Nas capturas, são feitos vários exames aos animais que evidenciam momentos de stress considerados pelos especialistas “importantes para eles porque lhes vai permitir quando forem para o exterior, ter estratégias de defesa”.
Para os alunos é a constatação, como considerou, de que “o trabalho de conservação da natureza não passa só pelo gabinete, exige sacrifícios, exige passar por dentro do mato”. “Em termos de protocolos, em termos de experiências também educativas, é único no país e em muito países europeus. Existem poucas universidades que podem oferecer uma experiência destas aos seus alunos”, afirmou.
Também Paulo Cortês, docente do IPB, sublinhou que aquilo que se tem feito neste cercado “é o que devia ser feito em muitas outras zonas de caça para efeitos de monitorização de populações, de controlo, para ir acompanhando ao longo dos anos o que vai acontecendo com esse animais”.
De entre os jovens universitários que têm participado na experiência, já saíram seis trabalhos finais de licenciatura realizados neste contexto.

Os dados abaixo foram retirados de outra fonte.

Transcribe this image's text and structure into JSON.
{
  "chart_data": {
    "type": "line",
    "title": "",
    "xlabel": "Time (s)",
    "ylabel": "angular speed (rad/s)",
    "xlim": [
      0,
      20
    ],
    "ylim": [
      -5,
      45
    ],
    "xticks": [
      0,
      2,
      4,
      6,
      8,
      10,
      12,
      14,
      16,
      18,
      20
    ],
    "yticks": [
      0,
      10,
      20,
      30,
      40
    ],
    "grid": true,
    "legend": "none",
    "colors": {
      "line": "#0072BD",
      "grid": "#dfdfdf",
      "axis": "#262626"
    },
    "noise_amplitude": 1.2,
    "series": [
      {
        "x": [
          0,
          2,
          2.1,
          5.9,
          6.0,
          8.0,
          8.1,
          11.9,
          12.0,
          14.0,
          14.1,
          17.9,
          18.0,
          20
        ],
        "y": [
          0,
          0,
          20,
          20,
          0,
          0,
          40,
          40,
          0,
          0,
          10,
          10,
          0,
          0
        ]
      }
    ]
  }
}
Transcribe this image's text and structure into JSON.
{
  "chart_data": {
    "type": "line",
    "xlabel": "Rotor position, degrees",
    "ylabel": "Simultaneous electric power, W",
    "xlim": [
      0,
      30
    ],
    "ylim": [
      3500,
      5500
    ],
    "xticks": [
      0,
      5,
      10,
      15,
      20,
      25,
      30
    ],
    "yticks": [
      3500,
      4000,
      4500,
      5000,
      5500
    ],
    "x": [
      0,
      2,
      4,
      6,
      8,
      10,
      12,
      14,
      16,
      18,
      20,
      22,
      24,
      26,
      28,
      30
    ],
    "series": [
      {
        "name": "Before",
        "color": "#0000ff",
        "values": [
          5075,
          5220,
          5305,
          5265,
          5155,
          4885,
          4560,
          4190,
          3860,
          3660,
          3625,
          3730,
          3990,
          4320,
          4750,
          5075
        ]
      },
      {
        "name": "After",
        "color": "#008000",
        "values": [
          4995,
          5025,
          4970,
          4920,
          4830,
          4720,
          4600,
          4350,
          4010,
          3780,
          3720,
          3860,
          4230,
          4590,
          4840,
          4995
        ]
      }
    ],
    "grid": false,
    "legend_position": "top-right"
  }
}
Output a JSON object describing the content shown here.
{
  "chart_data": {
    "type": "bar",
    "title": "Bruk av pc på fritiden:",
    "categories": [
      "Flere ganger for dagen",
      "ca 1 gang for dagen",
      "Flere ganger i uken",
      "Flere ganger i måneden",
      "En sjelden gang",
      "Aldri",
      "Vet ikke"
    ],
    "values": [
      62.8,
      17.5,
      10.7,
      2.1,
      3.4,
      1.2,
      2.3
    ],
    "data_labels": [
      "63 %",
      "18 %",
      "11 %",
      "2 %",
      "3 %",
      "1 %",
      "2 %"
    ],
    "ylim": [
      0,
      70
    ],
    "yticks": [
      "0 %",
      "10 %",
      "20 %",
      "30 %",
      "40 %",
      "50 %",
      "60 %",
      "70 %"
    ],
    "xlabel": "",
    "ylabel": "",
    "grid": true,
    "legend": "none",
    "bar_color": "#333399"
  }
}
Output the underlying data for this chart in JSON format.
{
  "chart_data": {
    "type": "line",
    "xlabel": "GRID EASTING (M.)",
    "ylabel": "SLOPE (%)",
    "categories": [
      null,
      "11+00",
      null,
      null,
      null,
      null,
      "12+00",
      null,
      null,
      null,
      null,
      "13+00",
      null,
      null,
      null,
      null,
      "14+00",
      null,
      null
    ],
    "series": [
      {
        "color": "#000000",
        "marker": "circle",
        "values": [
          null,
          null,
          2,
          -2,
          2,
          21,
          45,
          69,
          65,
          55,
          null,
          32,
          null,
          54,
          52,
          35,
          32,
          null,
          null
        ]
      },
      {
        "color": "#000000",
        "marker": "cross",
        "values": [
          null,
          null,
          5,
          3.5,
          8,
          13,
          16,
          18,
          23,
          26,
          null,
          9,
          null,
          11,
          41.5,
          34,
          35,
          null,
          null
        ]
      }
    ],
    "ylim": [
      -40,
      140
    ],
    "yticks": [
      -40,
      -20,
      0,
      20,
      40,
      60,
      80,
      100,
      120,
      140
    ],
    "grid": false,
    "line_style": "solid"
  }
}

Foi o caso de Armando Pereira, engenheiro florestal formado na UTAD, que fez parte das primeiras equipas e está presente todos os anos. “Quando era adolescente sempre tive uma ideia um bocado negativa em relação aos caçadores, vir aqui também me deu uma perspetiva diferente em relação ao gerir os espaços, ao ter de controlar o número de animais”, contou à Lusa.
Para outros alunos, como Morgan Motauny, que estuda zootecnia na UTAD, este foi o primeiro contacto com o corso e mais uma aprendizagem para levar para a província de origem na África do Sul, conhecida pela riqueza agrícola.
Poder estar em contacto com os animais, torna a experiência ainda melhor para Filipe Cardigos, estudante de enfermagem veterinária do IPB, enquanto a colega brasileira Poliana Campos sublinha que “na prática é outra coisa diferente da teórica”.